Wenisch’s textbook, “Judaism, Christianity, and Islam: Differences, Commonalities, and Community,” comes at a more affordable price than some other textbooks. Students can purchase Wenisch’s book brand new from the URI Bookstore for $39.95.
“I don’t become wealthy from it,” Wenisch joked. “If you look at what I donate to my favorite charity organization a year, it’s significantly more than I make [from the textbook sales].” Wenisch is a faithful supporter of Food for the Poor, which helps feed people from 17 different Latin America and Caribbean countries each year.
Although physics Professor Michael Tammaro has not published a textbook yet, the one he’s working on at the moment will come at a much steeper price for students. Under John Wiley and Sons Publication, Tammaro plans to release an online, interactive text with embedded concept modules geared towards engaging students with the subject matter.
In terms of pricing, Tammaro said that he is still unsure of the details, expects students will have to pay about $120 either for the year or per semester. The book will publish in time for the fall 2017 semester, according to Tammaro.
Not all professors who teach with their own material charge for them, however. Affiliated English Professor Mary Cappello, who specializes in literary non-fiction, provides students with small excerpts of her written works in PDF format.
Even if Cappello required students to purchase her works of literature, the prices would be considerably less. Given the current market conditions, and the fact that Cappello publishes with smaller, independent publishers, it is unlikely for writers to see any significant portion of the royalties.
“We believe that our students get a special opportunity, especially among creative writing students, knowing that we are writers,” Cappello said. “They can actually talk to us as authors as well as professors.”
One of Cappello’s primary motivators behind teaching students with her own materials, is to show students she is capable of doing what she is asking of them.
“I want my students to see that the kind of challenges I’m presenting them, here’s how I have met them,” Cappello said. “I want to model something to them, and I want them to learn about writing.”
Students have mixed emotions when it comes to buying textbooks written by their professors. Senior education and history major Heather Wolfenden said she doesn’t believe students should have to pay for their teacher’s words when already paying to take the class, but that she also understands the possible benefits.

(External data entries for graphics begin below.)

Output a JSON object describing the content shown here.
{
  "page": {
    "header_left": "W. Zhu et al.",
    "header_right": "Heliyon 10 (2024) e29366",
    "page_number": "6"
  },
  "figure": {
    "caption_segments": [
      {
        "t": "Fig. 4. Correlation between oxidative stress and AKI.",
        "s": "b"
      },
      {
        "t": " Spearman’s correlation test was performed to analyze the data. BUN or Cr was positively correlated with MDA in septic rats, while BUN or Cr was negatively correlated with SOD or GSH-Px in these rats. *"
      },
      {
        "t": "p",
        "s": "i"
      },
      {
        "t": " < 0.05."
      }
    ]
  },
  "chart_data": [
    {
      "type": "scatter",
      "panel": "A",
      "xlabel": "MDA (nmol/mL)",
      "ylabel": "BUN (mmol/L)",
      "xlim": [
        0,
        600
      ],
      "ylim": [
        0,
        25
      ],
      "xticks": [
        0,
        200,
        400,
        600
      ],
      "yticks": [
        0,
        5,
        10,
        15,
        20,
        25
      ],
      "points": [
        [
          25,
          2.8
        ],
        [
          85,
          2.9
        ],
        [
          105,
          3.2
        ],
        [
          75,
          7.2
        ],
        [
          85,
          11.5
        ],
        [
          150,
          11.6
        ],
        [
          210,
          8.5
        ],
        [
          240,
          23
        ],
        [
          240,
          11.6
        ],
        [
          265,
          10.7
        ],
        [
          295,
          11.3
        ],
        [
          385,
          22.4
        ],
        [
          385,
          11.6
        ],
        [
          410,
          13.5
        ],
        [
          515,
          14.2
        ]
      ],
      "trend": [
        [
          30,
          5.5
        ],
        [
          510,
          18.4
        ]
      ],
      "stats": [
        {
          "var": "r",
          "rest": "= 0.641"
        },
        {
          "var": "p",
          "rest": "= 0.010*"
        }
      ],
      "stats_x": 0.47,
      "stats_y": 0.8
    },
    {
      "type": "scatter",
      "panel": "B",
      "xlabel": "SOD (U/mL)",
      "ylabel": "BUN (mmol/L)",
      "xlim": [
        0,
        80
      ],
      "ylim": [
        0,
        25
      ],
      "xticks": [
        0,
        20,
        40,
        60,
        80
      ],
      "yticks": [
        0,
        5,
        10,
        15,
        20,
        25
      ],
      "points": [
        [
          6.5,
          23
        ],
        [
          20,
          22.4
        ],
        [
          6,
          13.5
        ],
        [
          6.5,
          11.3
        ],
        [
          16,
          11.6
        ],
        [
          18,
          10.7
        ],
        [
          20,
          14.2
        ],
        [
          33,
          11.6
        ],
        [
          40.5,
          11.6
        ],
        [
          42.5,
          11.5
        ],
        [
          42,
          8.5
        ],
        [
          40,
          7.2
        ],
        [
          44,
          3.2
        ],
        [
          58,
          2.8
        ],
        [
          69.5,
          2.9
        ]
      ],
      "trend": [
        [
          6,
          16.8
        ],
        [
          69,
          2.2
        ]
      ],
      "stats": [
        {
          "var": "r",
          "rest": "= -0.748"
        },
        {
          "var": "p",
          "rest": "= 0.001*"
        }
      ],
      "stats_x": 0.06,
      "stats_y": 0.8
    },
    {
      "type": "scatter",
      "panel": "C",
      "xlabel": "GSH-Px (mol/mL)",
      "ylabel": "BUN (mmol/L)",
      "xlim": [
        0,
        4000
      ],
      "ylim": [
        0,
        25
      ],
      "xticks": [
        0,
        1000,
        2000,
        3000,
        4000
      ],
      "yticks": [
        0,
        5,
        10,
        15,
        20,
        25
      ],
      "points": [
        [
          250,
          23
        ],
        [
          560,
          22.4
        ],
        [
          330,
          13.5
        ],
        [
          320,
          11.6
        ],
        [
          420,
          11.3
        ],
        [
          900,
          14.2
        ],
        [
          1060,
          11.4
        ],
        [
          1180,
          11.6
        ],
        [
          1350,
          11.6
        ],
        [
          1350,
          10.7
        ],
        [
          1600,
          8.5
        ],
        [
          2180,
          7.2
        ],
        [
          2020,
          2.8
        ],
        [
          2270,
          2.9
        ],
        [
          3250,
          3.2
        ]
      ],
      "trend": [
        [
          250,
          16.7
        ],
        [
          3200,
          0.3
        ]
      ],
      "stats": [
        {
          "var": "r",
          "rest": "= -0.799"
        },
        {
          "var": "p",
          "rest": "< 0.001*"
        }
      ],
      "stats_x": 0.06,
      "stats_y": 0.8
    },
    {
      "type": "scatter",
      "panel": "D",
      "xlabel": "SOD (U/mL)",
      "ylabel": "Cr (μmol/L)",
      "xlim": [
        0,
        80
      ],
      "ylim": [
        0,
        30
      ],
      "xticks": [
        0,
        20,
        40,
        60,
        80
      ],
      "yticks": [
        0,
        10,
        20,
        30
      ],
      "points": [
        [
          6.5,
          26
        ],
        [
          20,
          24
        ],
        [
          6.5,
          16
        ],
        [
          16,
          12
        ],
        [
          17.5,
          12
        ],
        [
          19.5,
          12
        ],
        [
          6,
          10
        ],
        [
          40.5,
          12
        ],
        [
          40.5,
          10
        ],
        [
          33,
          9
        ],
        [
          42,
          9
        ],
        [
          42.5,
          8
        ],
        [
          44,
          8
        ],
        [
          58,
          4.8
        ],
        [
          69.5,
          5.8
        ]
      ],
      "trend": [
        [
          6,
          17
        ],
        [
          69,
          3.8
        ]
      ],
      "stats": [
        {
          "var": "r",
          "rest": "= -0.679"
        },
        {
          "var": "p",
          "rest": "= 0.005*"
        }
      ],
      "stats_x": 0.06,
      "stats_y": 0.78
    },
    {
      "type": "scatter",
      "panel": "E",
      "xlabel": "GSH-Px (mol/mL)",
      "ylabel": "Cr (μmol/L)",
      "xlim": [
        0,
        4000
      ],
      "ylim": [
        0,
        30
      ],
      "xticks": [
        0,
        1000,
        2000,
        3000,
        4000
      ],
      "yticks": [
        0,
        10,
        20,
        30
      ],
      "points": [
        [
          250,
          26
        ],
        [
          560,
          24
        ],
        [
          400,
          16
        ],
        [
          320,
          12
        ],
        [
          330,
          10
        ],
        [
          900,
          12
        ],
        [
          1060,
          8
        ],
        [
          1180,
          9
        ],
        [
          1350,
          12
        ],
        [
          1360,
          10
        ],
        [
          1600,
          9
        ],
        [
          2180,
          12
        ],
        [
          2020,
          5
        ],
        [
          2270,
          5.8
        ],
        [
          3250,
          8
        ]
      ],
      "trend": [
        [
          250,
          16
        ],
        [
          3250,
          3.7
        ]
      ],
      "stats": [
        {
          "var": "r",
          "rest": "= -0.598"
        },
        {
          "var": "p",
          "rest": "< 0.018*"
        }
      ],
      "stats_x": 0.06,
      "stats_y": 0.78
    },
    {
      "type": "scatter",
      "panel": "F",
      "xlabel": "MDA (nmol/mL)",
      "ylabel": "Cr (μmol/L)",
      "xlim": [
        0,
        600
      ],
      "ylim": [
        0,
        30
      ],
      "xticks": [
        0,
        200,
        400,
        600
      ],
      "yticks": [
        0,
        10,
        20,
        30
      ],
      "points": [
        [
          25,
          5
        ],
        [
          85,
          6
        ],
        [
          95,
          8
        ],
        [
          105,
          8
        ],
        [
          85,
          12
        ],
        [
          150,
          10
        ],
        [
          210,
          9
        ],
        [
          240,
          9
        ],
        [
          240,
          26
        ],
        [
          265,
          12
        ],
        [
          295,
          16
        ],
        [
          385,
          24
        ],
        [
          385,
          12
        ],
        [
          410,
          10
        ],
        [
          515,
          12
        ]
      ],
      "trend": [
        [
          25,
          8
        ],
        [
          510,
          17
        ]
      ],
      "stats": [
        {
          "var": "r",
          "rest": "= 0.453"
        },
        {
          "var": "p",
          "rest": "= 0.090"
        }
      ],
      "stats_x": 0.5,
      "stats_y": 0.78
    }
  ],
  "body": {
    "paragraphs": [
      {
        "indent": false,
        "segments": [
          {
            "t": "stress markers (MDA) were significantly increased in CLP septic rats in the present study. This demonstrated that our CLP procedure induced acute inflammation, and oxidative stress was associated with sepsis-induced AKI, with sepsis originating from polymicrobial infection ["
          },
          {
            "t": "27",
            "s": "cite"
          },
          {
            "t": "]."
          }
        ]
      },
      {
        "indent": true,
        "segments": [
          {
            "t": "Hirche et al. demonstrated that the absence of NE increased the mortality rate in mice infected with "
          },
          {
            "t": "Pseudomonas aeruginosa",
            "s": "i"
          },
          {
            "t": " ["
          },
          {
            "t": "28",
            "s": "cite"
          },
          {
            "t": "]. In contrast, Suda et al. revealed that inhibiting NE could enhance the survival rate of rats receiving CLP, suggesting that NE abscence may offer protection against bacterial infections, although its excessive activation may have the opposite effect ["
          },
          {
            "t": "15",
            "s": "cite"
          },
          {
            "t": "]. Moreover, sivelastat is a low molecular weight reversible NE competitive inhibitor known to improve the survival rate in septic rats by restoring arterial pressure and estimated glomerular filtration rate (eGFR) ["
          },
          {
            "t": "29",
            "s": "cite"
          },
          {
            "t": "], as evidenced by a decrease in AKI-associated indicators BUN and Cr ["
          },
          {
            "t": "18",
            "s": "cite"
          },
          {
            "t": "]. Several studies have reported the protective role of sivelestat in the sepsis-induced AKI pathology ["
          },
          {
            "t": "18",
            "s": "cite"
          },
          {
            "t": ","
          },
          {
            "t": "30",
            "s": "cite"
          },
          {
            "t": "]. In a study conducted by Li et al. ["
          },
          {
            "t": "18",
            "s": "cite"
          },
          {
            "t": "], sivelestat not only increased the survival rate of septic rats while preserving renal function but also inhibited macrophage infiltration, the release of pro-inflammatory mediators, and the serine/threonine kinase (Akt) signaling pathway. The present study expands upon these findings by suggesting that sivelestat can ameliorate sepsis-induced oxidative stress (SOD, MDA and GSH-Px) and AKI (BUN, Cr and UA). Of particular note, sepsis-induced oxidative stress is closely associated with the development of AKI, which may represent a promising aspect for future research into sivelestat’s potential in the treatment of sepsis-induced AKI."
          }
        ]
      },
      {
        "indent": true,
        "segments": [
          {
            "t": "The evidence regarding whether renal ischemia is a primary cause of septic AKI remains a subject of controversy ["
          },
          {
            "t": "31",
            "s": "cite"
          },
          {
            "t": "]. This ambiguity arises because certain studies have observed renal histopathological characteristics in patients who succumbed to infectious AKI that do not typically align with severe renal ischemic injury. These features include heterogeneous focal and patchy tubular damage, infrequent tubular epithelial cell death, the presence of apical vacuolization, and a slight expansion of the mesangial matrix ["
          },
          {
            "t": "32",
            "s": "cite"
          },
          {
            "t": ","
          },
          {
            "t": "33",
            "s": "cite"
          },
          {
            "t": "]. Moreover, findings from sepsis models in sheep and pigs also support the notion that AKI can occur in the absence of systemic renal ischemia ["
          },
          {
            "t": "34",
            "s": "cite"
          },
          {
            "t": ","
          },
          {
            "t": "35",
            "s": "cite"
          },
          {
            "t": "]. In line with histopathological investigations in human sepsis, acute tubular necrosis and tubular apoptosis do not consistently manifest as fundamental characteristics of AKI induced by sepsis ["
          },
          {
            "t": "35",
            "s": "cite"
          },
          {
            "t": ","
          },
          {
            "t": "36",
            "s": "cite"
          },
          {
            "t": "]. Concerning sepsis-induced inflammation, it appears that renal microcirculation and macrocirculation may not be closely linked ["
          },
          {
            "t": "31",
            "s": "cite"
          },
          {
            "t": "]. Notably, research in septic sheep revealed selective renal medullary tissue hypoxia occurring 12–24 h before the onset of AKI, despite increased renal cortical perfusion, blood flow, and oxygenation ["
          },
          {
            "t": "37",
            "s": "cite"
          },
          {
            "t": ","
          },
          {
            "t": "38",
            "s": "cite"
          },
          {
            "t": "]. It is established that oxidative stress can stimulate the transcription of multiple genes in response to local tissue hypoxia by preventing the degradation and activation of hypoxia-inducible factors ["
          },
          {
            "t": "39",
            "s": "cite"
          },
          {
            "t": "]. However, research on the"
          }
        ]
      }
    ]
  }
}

From her personal experiences, Wolfenden said that textbooks written by her professors have been helpful when studying for tests, since she knows it will properly supplement the lectures. In other cases where her required text wasn’t written by a professor, however, Wolfenden said the textbook may have “absolutely nothing to do with what the teacher wants you to know.”
“It depends on how you look at it,” Wolfenden said. “I’ve had textbooks by teachers that were really terrible, and I’ve had textbooks from teachers that were actually fairly good. I just wish they were more regulated in that teachers had more of a standard that they had to meet.”